Chan Lo is the guy leading the group that cuts open the truck and thus frees Kenji. That means he and Chan Lo can talk more. And fight more. Chan Lo prevents Kenji from being killed by the other men by fighting him, and when cops rush in to arrest everyone, Kenji helps out Chan Lo by telling the cops he saved him.

Helen and Mona went to the DaiNippo company and are now fighting their way inside. The two end up fighting a bunch of workers. Helen has a spiky necklace and exploding earrings, and also put exploding buttons on Mona’s shirt. Good thing Mona doesn’t get shot in the chest, we’d be out the two sequels! Moon Lee is excellent with a pole fighting off lots of dudes, making up for Elaine Lui’s slightly obvious uncomfortableness with the action sequences.

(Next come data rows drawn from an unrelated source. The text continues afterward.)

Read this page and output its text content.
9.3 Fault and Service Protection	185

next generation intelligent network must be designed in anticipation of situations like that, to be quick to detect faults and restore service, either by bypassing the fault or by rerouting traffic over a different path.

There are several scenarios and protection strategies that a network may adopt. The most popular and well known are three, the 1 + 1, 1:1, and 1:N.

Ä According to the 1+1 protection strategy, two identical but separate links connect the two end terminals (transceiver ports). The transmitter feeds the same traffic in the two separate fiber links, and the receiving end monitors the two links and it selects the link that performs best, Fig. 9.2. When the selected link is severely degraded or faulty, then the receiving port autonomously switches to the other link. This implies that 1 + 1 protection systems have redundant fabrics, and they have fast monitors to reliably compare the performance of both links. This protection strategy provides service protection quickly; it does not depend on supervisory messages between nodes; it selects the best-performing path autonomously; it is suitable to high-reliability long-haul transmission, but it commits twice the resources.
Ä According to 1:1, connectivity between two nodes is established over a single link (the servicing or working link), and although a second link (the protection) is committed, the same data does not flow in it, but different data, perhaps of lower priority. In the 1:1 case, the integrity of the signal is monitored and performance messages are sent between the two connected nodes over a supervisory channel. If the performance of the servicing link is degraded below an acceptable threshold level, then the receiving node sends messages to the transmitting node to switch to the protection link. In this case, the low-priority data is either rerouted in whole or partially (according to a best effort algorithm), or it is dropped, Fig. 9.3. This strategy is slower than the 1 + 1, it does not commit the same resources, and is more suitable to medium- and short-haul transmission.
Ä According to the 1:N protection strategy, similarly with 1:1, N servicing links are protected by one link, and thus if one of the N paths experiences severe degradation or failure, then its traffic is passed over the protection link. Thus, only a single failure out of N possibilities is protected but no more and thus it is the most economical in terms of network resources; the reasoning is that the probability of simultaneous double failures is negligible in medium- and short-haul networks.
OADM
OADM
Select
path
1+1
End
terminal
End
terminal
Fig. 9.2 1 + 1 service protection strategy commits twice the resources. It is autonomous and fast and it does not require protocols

Madam Sue arrives to fight the two female Angels. All I can say for this fight is…ouch! It is brutal as hell. Fights like this are why Hong Kong films got such a great cult following in the west, there is no way you’d see things this brutal in a normal Hollywood film. Even a lot of the direct to VHS action flicks wouldn’t approach this level of brutal fighting, and even if they did, they wouldn’t be choreographed anywhere near as good.

All good things must come to an end, and Madam Sue is evil so she must be defeated! After Madam Sue is beat, she gets up for the “villain suddenly comes back alive” thing so Kenji can shoot her in the head, killing her for good.

At the hospital, Helen is drugging her doctors so she can get real food. Ha ha ha, that’s our Helen, possibly injuring or killing doctors and nurses so she can eat some better noodles! We get a happy ending when we’re told that Bill isn’t dead and paid the group their fee! We don’t actually see Bill, we end on a freeze-frame of Helen injuring herself trying to rush to see Bill.

So. Angels. A classic film. A historic Hong Kong film because of the countless imitators that used its name somewhere in their titles. A benchmark that many of the imitators failed to match up to. And well worth your time. The 80’s fashions, the big hair, the music, all are things you get used to in a heartbeat because of the unbridled enthusiasm of Angels to be an awesome film. Action sequences all over the place, neat director tricks, just a general sense of fun. There is a reason so many films tried to copy this one. Yes, there are some small problems, but nothing that should keep you from enjoying yourself. Recommended.

Rated 8/10 (Secretary, cop info, hostile takeover, tasty, Nike Air Transmitter, rabbit clue, ski mask power, it’s rabbit time!)